2015 – 2021 : Un programme centré sur l’amélioration des connaissances sur le comportement et la biologie du homard sur le banc de Guérande
4564 homards ont été marqués à l’aide de marque-spaghetti entre 2015 et 2021. 560 recaptures ont été signalées par des pêcheurs professionnels ou plaisanciers ayant permis d’améliorer les connaissances sur la biologie et le comportement du homard sur la zone d’étude :
- Sur les mues et la croissance : Les petits individus muent plusieurs fois par an. La fréquence de mue est annuelle voir plus espacée pour les très gros individus
- Les déplacements : La majorité des déplacements individuels observés sont inférieurs à 10 km et orientés Nord-Ouest. Les petits individus sont plus sédentaires que les gros individus.

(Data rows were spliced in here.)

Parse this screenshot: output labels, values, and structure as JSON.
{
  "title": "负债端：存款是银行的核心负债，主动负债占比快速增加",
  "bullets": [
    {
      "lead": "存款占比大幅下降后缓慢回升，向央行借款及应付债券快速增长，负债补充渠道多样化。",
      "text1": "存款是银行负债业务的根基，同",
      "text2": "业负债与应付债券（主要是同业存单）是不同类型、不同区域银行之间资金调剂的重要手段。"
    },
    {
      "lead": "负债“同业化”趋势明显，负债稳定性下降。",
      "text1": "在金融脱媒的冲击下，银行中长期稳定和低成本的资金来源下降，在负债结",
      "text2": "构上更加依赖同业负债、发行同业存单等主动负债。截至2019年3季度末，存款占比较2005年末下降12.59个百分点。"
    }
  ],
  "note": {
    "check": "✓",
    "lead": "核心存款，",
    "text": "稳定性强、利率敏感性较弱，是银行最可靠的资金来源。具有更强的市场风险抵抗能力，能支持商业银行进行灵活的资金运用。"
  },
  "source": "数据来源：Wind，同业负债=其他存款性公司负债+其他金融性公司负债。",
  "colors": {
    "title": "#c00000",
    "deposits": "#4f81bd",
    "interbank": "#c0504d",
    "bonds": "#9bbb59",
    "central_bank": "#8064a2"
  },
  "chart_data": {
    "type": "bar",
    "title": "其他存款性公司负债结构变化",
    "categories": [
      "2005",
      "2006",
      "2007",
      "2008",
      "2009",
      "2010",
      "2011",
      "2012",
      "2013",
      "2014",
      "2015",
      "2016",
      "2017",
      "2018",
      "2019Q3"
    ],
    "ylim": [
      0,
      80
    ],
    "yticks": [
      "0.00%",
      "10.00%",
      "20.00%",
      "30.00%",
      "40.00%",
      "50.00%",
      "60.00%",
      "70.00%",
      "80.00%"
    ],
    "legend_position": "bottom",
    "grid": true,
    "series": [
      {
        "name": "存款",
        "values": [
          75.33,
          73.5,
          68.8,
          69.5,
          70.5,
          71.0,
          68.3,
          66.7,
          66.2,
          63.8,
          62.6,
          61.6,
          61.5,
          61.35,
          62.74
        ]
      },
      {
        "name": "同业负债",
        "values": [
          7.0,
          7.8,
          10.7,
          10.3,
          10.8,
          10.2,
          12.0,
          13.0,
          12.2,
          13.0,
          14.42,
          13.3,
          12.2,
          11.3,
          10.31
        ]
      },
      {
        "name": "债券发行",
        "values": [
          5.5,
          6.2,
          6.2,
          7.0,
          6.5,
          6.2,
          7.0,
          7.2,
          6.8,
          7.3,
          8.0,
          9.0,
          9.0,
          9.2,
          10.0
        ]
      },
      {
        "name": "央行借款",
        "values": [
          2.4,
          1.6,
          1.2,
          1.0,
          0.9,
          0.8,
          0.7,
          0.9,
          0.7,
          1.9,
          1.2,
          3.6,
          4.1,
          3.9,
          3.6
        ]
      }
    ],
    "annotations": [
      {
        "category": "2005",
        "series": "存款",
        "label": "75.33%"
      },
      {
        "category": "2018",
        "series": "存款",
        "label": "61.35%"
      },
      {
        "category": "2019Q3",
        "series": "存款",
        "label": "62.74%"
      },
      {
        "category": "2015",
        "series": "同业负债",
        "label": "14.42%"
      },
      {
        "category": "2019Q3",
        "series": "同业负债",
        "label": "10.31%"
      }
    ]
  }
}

2026-2028 : Un programme qui s’oriente vers une mesure de gestion expérimentale de soutien à la ressource
Aujourd’hui, la taille minimale de capture est de 89mm pour atteindre 90mm en août 2026. Seulement, dans notre zone d’étude, à cette taille les individus n’ont pas atteint la maturité sexuelle, c’est-à-dire qu’ils n’ont pas pu participer à la reproduction de l’espèce. Les mesures à la débarque ont montré que les individus femelles portent des œufs à partir d’une LC (longueur céphalothoracique) de 105mm dans le secteur du banc de Guérande.
Le groupe de travail a décidé de sauvegarder pendant plusieurs années les individus femelles inférieurs à 105mm à l’aide d’un marquage en V nommé “V-notch” ou “poinçon” sur le telson (queue) qui permettra d’identifier les femelles ayant été préservées dans le cadre du programme et ainsi d’en interdire leur débarquement. Le V-notching est une technique de marquage qui est utilisée dans plusieurs pays notamment aux Etats-Unis ou au Canada.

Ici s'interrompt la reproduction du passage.